MEDINA, Ohio -- Medina residents are speaking out after a superintendent stopped a prayer chain at school, decided that it violated laws separating church and state.
A weekly bulletin from the A.I. Root Middle School listed several school-related happenings, along with a note about a prayer chain. It said if people wanted to join, they could email the principal.
A number of people in the community were dealing with tragedies and coping with hardships. The chain started small and was growing.
"Our intention was never to offend anyone on the staff," said Principal Chad Wise. "That's the last thing, certainly, that we would want to do. But we wanted to provide that opportunity for staff members who wanted to support one another."

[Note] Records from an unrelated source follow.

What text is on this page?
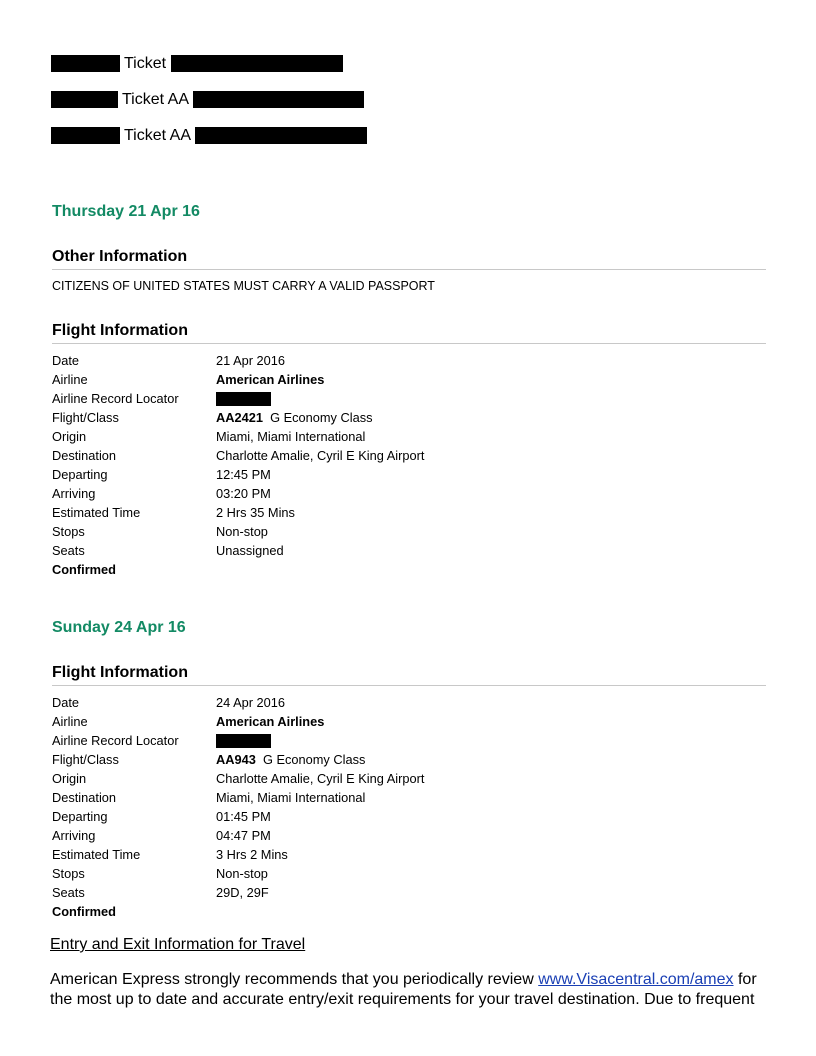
Ticket
Ticket AA
Ticket AA
Thursday 21 Apr 16
Other Information
CITIZENS OF UNITED STATES MUST CARRY A VALID PASSPORT
Flight Information
Date	21 Apr 2016
Airline	American Airlines
Airline Record Locator
Flight/Class	AA2421 G Economy Class
Origin	Miami, Miami International
Destination	Charlotte Amalie, Cyril E King Airport
Departing	12:45 PM
Arriving	03:20 PM
Estimated Time	2 Hrs 35 Mins
Stops	Non-stop
Seats	Unassigned
Confirmed
Sunday 24 Apr 16
Flight Information
Date	24 Apr 2016
Airline	American Airlines
Airline Record Locator
Flight/Class	AA943 G Economy Class
Origin	Charlotte Amalie, Cyril E King Airport
Destination	Miami, Miami International
Departing	01:45 PM
Arriving	04:47 PM
Estimated Time	3 Hrs 2 Mins
Stops	Non-stop
Seats	29D, 29F
Confirmed
Entry and Exit Information for Travel
American Express strongly recommends that you periodically review www.Visacentral.com/amex for the most up to date and accurate entry/exit requirements for your travel destination. Due to frequent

But after the bulletin went out, however, some felt uncomfortable of the notion that church and state need to be separate.
Superintendent Dave Knight said he has no issue with prayer chains, but did work to end this one.
"As soon as we, what I call 'systemize' the chain, that's inappropriate when we use any form of district resources. That crosses that very clear black and white line."
After a hearing, it was decided that there would be no more A.I. Root Middle School prayer chains using district equipment.
Resident Nancy Finley said she didn't have a problem with the chain.
"My thought was, if you don't want to participate, that's fine. But I see absolutely no harm in doing the prayer chain. I think it personally is a wonderful thing."
Resident Mathew Howley has a different view.
"To do it on school computers and school hardware, that is not appropriate because we are supposed to maintain a separation between church and state," he said.
After the superintendent's decision, the chain continues in a different form. A teacher will run the chain using private computers, personal emails, and on off-school time.